Lord of Taungthaman
- Tenure: 1878 – 1882
- King: Thibaw Min
- Born: Maung Pe Nge c. 1838 Mandalay
- Died: March 1882 Bhamo
- Spouse: Thingamaw Princess
- Issue: Maung Yaw Maung Maung Phyo Tin Tin Oo
- House: Konbaung
- Religion: Theravada Buddhism

= Maung Pe Nge =

Taungthaman Le-sar Maung Pe Nge (တောင်သမန်လယ်စား မောင်ဖေငယ်), was a Burmese court official, noted poet, and a companion of King Thibaw. He was the Lord of Taungthaman with the title of Taungthaman Le-sar (တောင်သမန်လယ်စား).

==Biography==
According to the royal chronicles, Maung Pe Nge's lineage traced back to the Princess of Magyitone, who was the daughter of Ananda Thiri, a royal concubine of King Bodawpaya. Maung Pe Nge was the grandson of this princess and Prince Min Ye Kyawswa of Shweku, the son of Bodawpaya and his consort, Madaya Myosa Mibaya. However, the names of his parents were unknown. Maung Pe Nge served as an advisor and close confidant to Prince Thibaw. Additionally, he held the position of Letthonedawgyi (လက်သုံးတော်ကြီး, lit. royal guard commander), a trusted official responsible for guarding the king and queen closely, overseeing the weaponry carried, and held the title of Duke of Yenantha. According to Taingda Mingyi's The Golden Palace Royal Chronicle, he also granted the title of "Maha Minhla Minhtin Sithu".

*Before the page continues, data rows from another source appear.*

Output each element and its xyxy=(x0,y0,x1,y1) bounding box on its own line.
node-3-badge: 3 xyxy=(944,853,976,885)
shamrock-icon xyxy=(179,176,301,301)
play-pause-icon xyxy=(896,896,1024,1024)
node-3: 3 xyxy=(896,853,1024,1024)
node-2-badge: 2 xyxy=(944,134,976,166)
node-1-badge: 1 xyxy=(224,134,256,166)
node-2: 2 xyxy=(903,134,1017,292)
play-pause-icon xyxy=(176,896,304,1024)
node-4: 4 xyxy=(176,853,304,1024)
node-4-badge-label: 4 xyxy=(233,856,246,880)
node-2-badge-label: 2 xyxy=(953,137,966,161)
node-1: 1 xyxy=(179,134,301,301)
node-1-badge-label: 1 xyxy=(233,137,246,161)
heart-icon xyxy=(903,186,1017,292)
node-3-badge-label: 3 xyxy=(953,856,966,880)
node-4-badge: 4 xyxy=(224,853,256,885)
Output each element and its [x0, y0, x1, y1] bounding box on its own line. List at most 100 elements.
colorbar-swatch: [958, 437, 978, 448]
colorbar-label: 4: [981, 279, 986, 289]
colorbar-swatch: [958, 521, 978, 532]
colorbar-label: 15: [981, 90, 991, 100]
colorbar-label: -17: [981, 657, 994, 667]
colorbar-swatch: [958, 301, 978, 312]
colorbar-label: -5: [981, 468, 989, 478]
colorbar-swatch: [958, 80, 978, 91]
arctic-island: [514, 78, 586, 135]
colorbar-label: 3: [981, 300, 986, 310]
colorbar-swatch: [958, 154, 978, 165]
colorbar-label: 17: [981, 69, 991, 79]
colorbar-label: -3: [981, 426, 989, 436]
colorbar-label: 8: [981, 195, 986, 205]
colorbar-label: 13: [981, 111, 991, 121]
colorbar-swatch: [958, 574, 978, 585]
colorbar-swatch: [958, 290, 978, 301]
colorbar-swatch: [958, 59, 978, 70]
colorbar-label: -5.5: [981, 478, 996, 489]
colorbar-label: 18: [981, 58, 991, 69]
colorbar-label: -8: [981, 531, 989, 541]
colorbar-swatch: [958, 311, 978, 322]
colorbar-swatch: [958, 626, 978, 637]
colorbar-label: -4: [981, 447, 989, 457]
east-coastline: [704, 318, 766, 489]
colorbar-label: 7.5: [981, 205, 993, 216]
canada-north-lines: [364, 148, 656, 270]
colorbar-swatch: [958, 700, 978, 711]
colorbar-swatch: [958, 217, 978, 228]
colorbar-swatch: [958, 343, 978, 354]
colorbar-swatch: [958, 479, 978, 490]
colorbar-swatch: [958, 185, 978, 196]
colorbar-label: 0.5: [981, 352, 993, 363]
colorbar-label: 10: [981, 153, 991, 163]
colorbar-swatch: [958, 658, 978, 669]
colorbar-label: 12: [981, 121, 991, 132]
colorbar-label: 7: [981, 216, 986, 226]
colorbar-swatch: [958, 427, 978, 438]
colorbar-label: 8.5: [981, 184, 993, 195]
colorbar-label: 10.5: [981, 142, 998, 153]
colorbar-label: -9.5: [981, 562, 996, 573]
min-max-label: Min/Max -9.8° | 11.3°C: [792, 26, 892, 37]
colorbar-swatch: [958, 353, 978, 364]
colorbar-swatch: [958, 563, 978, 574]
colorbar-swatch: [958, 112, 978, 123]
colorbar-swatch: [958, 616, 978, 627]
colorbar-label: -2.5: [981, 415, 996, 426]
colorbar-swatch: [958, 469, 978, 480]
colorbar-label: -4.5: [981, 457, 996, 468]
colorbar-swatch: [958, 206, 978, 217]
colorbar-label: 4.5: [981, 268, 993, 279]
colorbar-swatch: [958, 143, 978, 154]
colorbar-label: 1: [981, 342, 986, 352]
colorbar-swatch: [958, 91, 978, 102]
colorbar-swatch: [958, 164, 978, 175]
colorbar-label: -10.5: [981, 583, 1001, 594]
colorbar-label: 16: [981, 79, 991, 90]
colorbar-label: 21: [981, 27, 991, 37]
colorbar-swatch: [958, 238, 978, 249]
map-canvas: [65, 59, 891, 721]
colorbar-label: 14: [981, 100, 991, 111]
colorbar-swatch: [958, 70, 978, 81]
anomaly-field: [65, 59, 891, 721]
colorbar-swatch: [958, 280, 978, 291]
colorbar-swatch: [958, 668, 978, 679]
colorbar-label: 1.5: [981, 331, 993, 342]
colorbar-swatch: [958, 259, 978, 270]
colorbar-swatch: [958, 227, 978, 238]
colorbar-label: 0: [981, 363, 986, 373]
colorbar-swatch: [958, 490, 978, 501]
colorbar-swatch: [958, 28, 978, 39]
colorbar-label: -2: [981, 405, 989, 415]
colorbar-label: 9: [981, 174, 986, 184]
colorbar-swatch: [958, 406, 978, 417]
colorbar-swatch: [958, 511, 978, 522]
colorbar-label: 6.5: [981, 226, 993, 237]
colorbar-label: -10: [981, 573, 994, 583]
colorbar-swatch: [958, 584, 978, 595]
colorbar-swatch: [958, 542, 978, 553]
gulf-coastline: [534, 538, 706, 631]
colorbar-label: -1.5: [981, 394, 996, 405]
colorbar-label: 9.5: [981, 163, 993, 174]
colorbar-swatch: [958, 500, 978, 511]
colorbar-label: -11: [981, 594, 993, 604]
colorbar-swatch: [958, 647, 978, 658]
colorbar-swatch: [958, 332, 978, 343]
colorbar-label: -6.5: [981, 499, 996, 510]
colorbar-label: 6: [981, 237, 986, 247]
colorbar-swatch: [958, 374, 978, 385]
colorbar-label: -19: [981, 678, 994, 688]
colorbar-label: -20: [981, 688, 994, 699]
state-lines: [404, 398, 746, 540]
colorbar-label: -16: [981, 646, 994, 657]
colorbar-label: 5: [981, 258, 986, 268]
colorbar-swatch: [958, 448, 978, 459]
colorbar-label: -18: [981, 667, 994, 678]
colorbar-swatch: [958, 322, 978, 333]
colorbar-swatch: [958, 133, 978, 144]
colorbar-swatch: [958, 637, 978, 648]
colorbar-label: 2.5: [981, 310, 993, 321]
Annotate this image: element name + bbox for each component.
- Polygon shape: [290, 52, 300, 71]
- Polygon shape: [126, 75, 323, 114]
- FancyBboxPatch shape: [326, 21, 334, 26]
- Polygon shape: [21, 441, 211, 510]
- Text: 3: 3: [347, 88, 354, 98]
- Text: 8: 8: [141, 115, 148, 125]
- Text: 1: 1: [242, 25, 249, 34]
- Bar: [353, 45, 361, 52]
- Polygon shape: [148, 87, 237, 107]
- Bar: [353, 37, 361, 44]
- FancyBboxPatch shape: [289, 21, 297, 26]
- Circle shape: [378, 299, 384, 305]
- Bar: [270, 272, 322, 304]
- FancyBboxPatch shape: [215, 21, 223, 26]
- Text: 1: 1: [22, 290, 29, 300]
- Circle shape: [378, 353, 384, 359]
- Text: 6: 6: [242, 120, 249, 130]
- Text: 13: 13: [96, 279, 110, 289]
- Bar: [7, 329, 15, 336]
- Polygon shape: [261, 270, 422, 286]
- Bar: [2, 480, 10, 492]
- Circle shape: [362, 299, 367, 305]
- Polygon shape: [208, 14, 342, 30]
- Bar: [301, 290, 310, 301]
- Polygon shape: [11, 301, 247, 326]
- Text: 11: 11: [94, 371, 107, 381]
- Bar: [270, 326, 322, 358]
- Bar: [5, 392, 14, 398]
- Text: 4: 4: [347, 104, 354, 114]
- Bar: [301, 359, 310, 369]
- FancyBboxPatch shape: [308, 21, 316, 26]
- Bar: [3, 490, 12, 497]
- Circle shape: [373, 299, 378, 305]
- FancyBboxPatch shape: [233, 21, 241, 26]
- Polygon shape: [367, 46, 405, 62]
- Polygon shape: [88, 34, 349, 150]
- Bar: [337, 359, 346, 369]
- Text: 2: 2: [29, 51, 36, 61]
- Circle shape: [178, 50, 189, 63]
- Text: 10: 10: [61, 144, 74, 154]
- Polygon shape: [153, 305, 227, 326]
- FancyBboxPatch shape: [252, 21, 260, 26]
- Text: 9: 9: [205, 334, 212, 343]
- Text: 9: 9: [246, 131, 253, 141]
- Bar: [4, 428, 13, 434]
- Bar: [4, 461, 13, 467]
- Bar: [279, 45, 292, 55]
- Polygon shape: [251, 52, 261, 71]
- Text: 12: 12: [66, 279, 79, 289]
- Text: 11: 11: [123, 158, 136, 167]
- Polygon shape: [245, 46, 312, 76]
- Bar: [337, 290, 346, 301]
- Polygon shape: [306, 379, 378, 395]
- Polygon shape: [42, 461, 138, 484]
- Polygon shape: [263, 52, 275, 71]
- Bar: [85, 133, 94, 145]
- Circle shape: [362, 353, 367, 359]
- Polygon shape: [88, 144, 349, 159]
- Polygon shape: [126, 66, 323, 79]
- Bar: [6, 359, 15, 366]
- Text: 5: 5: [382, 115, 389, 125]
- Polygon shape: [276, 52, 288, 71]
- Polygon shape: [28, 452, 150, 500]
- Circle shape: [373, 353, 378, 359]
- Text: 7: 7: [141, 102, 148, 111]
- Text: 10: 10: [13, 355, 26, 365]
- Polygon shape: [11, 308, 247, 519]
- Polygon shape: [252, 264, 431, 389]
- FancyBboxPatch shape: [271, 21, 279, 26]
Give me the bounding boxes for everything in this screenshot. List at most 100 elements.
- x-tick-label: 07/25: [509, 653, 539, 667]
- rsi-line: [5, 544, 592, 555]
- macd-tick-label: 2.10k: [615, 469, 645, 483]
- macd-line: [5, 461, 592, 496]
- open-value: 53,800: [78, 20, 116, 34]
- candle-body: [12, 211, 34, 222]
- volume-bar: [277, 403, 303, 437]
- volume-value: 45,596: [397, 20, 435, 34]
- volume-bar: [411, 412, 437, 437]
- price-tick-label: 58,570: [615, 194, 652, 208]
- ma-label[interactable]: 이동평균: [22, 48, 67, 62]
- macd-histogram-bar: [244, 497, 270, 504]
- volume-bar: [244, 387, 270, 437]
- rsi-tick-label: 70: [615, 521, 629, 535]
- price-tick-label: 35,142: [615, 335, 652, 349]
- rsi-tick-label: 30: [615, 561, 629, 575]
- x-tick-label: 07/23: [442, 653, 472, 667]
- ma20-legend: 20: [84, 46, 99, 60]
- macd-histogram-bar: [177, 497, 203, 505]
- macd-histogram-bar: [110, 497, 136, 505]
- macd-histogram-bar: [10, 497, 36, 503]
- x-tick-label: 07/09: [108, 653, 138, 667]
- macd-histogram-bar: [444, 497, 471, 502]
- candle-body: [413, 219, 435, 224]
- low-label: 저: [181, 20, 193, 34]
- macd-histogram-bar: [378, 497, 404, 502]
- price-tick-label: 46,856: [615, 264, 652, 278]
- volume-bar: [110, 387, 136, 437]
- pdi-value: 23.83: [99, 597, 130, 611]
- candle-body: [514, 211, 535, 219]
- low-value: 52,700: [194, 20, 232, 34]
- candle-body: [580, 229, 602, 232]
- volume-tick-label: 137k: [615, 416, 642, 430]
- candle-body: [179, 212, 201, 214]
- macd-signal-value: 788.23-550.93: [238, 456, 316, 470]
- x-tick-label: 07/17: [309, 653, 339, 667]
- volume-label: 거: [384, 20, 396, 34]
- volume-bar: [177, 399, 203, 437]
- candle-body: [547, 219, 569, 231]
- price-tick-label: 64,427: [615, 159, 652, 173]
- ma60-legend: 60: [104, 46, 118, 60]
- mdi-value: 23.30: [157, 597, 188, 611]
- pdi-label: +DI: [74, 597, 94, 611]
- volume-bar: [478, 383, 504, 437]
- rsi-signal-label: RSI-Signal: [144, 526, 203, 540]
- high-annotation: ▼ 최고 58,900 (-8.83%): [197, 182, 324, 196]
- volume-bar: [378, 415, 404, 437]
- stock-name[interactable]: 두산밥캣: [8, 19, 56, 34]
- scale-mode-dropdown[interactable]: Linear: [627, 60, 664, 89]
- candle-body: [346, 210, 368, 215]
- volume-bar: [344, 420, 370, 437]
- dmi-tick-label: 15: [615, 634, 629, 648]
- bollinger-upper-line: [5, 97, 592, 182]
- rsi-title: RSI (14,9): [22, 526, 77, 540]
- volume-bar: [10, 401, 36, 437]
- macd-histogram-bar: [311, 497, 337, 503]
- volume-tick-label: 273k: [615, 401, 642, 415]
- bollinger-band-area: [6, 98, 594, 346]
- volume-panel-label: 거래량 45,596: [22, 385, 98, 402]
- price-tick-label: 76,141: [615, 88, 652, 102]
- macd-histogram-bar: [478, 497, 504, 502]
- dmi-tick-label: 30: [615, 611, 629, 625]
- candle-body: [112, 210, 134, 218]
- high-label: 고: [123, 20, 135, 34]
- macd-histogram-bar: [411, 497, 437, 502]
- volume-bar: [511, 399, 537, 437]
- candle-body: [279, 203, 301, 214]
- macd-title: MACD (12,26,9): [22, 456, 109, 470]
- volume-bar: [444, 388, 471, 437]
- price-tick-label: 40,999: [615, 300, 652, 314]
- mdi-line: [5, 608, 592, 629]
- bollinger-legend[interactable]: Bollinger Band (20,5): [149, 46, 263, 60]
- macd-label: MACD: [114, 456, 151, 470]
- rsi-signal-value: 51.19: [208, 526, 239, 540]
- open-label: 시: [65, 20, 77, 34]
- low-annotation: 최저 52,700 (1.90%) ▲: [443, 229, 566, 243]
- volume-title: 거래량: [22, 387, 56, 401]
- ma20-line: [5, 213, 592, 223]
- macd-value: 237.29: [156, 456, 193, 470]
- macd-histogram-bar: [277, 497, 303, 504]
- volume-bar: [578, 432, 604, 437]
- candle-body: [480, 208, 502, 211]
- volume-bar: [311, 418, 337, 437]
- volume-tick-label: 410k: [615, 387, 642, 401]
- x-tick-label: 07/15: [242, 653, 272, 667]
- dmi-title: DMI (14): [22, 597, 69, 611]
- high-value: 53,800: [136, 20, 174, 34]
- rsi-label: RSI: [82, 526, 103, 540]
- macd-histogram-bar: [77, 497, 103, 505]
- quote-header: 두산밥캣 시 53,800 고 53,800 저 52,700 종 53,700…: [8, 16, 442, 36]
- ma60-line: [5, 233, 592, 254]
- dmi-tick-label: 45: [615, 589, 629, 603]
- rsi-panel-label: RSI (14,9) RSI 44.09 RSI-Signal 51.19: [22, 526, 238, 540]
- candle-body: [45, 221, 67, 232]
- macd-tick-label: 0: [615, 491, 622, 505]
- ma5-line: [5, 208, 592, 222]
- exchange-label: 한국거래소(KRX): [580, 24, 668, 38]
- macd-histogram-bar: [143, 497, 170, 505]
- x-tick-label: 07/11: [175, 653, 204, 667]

After Thibaw's accession to the throne, Maung Pe Nge was appointed as the minister of HM Horses and also assumed the role of head of the HM Treasury. Notably, Maung Pe Nge was also renowned for composing a collection of romantic poems, both for his personal expression and on behalf of various members of the royal family. His contemporary poets were U Ponnya and Achoketan Saya Pe.

It is said that Maung Pe Nge held a deep affection for Daing Khin Khin, his childhood friend and the daughter of the Duke of Kenni. However, despite her parents initially consenting to their marriage, King Thibaw also loved her and asked Maung Pe Nge to assist in facilitating a relationship with Daing Khin Khin. Supayalat eventually became aware of the unfolding situation. Shortly thereafter, Maung Maung Toke, Maung Pe Nge, Daing Khin Khin, and her family faced arrest on orders from the Hluttaw Council, with charges related to an alleged plot to seize the throne. Maung Maung Toke committed suicide, and Maung Pe Nge was sent to Bhamo and subsequently executed. However, before his execution in April 1882, he managed to convey his affection to Daing Khin Khin through a heartfelt poem, beseeching her to observe the obsequies for him. Regrettably, by that time, Daing Khin Khin had already met her demise at the hands of the executioner, despite being pregnant with the child of King Thibaw. His story remains a significant part of popular Burmese theater, where he is portrayed as a poignant and romantic figure.

In an alternate account, Maung Pe Nge's relationship with Daing Khin Khin and her family is described as nothing more than friendly visits, devoid of any romantic involvement. Maung Pe Nge had married to Thingamaw Princess, a former minor queen of King Tharrawaddy, as well as two other lesser wives. The poem mentioned was originally intended for his chief wife, but for dramatic effect, the author took the liberty of making minor alterations to the poem so that it appeared to be addressed to Daing Khin Khin.

==Family==
According to Maung Than Swe's Taungthaman Shindan, Maung Pe Nge had a son named Maung Yaw with Thingamaw Princess, a daughter named Tin Tin Oo by an unnamed Burmese wife, and another son named Maung Maung Phyo by an unnamed ethnic Chin wife.

==In popular culture==
- Maung Pe Nge is the subject of Seint's novel Daing Khin Khin, published in 1976.